Chass: Not at all. The people who know me still take and return my calls, and others who don’t know me but are aware of my name and reputation do the same. The only thing I have changed is if I call someone I have never talked to I identify myself as Murray Chass from murraychass.com and formerly of the Times. I don’t presume that everybody knows my name.
MLBTR: You’ve said you hate blogs. Is it just certain ones, or do you hate the entire medium? Do you think that, like Buzz Bissinger discovered, there may be a few out there you would enjoy reading?
Chass: I laugh at the whole blog thing now. I think I objected to blogs initially because my newspaper colleagues and I had worked for many, many years learning and polishing our craft, and suddenly anyone who wanted could write a blog on the Internet with no experience, no credibility and no accountability. I have made mistakes occasionally in my Web site columns — fortunately very few — and I correct them. I don’t know that bloggers acknowledge and correct their mistakes.
I don’t read blogs as a steady diet because I don’t have time. I spend too much time as it is working on my columns, talking to people and keeping up with baseball news and developments. Instead of reading blogs, I’d rather spend my time going to concerts and Broadway shows and doing other things to live a varied life.
MLBTR: Regarding sabermetrics and the advanced stats used these days…do you believe it’s possible to fully embrace these stats without discounting the human side of the game? Can a person have full appreciation for both?
Chass: I think the whole statistical analysis thing is generational. Older guys like me have little use for the new-fangled stuff. I’m certainly not the only one. Younger writers go more for the stats stuff. I think baseball people — general managers, for example — have to use all means of evaluation available for their own protection. I would hope that even Billy Beane occasionally listens to his scouts. One of the things I didn’t like about "Moneyball" was the way Michael Lewis put down Oakland scouts. I have great respect for scouts. The good ones are pretty darn amazing.
Perhaps my biggest problem with the stats generation is they ignore the fact that human beings play the game. I think stats have a place, and I use them to bolster a story when called for, but they are not everything and the newer ones have little benefit to most readers.
MLBTR: Some writers rejected the new advanced stats of recent years. Were you met with similar resistance when you introduced more detailed coverage of free agent contracts and labor negotiations?
Chass: That’s a very good and interesting question. Contract coverage for sure. People, including some writers, made fun of my use of dollar signs so often, but today you can’t read a story about free agents as well as non-free agents without seeing what the guy signed for or the amount of the guy’s new contract. I, on the other hand, am less interested in contracts, though I use the information when it is relevant (like statistics).

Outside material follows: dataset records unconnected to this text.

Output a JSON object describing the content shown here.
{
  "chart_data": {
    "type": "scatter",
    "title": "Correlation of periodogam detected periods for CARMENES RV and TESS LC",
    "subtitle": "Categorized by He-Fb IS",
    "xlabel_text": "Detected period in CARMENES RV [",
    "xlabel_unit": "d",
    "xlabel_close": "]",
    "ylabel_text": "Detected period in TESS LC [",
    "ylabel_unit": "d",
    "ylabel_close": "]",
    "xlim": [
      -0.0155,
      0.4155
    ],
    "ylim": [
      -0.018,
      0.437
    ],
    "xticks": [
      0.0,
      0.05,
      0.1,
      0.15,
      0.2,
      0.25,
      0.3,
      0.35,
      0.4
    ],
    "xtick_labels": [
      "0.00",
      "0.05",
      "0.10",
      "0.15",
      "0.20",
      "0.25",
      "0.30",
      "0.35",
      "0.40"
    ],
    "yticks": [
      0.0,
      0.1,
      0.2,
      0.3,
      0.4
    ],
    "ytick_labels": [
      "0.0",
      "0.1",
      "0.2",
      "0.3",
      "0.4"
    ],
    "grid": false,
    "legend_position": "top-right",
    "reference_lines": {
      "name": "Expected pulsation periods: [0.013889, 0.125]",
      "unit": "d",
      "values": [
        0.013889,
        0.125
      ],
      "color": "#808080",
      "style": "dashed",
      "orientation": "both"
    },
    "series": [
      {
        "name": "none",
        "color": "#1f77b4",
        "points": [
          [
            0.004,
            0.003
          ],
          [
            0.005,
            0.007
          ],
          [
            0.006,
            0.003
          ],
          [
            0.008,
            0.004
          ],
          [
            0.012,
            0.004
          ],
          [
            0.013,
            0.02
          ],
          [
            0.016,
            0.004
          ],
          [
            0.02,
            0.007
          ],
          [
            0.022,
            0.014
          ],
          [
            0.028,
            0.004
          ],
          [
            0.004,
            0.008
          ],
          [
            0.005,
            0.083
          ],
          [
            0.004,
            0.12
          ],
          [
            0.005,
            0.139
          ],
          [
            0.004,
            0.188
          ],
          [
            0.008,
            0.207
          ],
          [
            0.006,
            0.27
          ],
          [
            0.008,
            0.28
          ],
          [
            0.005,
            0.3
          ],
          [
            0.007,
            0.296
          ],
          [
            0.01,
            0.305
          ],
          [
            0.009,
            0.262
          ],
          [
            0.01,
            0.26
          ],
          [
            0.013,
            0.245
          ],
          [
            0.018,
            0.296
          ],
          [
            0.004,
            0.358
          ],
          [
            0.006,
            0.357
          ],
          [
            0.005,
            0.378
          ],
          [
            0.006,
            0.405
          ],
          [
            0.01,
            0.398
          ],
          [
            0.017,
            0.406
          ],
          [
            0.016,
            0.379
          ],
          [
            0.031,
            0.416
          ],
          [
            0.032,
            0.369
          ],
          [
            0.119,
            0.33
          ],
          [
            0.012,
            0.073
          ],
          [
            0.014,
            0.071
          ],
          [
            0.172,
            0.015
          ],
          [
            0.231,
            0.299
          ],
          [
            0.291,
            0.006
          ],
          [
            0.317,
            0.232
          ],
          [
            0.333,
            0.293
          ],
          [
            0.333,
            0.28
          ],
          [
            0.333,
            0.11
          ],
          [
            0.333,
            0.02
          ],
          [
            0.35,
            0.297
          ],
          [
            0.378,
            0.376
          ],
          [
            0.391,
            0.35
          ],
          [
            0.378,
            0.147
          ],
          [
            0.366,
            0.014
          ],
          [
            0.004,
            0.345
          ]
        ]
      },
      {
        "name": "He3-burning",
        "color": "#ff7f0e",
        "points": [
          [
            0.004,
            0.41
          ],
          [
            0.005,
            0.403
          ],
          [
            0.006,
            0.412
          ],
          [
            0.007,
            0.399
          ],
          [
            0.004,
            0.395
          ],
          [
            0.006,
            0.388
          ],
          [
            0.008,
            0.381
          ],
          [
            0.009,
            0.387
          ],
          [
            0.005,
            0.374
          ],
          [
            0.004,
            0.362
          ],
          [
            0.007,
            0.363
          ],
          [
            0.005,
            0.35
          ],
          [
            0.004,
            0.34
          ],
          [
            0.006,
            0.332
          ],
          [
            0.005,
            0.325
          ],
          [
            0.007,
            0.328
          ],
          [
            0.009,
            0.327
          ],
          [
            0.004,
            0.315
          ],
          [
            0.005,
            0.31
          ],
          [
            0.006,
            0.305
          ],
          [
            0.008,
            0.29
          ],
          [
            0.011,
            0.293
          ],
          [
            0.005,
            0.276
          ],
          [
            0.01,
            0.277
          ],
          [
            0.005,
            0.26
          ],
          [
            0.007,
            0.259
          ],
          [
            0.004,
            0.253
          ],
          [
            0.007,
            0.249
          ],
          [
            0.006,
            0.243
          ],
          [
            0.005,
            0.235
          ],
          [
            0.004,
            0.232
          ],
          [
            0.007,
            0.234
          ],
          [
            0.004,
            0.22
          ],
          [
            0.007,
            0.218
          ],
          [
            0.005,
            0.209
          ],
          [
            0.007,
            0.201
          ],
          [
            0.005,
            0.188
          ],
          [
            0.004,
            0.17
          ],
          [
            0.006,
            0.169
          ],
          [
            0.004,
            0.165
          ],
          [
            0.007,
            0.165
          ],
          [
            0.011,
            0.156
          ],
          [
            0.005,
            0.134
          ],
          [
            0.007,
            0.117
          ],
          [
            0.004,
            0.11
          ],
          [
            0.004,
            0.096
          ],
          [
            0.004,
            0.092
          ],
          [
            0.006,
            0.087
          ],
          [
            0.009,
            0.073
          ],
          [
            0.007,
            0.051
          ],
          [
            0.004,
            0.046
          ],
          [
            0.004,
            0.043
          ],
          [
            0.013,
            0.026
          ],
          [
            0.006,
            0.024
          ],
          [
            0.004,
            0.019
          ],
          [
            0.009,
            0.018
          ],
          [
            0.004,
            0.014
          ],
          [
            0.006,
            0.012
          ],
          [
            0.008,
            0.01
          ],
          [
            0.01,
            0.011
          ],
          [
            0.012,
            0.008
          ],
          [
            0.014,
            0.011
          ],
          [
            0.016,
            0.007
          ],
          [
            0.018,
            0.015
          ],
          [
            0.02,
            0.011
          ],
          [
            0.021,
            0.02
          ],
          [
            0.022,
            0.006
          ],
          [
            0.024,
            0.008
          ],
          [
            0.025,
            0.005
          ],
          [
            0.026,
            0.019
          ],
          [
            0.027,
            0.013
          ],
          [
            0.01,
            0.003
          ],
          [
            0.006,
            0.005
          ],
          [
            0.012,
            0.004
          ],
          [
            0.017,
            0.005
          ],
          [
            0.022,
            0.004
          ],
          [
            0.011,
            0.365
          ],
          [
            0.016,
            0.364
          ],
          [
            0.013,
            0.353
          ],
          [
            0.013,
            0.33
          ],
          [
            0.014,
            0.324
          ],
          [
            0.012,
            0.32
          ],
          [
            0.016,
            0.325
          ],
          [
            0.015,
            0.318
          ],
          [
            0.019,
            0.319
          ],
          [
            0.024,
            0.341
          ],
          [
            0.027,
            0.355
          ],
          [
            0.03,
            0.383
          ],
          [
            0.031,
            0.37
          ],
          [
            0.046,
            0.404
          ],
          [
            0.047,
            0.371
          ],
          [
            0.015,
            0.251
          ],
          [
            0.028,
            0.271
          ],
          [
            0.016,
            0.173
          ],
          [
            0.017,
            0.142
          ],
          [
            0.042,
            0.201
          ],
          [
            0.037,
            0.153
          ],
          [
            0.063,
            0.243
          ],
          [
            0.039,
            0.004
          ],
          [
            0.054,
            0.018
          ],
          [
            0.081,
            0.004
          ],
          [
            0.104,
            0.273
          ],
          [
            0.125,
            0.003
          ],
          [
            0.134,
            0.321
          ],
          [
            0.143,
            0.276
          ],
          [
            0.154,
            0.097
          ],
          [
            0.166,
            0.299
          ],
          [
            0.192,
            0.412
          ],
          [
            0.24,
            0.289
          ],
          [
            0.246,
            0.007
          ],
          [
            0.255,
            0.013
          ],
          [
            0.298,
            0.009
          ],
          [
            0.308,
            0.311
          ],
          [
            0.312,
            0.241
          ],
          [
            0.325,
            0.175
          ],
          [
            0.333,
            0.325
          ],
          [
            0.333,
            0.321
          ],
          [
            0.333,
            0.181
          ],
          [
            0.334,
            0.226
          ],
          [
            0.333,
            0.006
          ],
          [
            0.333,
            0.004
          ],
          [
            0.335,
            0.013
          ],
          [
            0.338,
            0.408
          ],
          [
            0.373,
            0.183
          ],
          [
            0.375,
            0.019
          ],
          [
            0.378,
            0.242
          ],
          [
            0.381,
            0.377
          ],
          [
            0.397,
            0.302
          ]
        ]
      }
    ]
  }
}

In labor coverage, baseball writers definitely tried to avoid covering negotiations. They were interested only in the games on the field. In the 1981 strike, the New York Daily News had three baseball writers, but none of them wanted any part of the strike coverage so the News used its newsside labor writer. He didn’t know anyone in baseball, and the owners’ chief negotiator quickly saw him as someone he could feed stuff to and get his spin in the paper. The strike was about half over when the reporter discovered he was being used.
During the 1994 strike the two sides didn’t negotiate for months once the strike began and the NBA was negotiating a new labor deal so the Times had me cover those negotiations. I quickly learned that the NBA writers wanted to cover those talks even less than baseball writers wanted to cover baseball talks. I loved covering labor because it was like being a real reporter, and I loved being a reporter.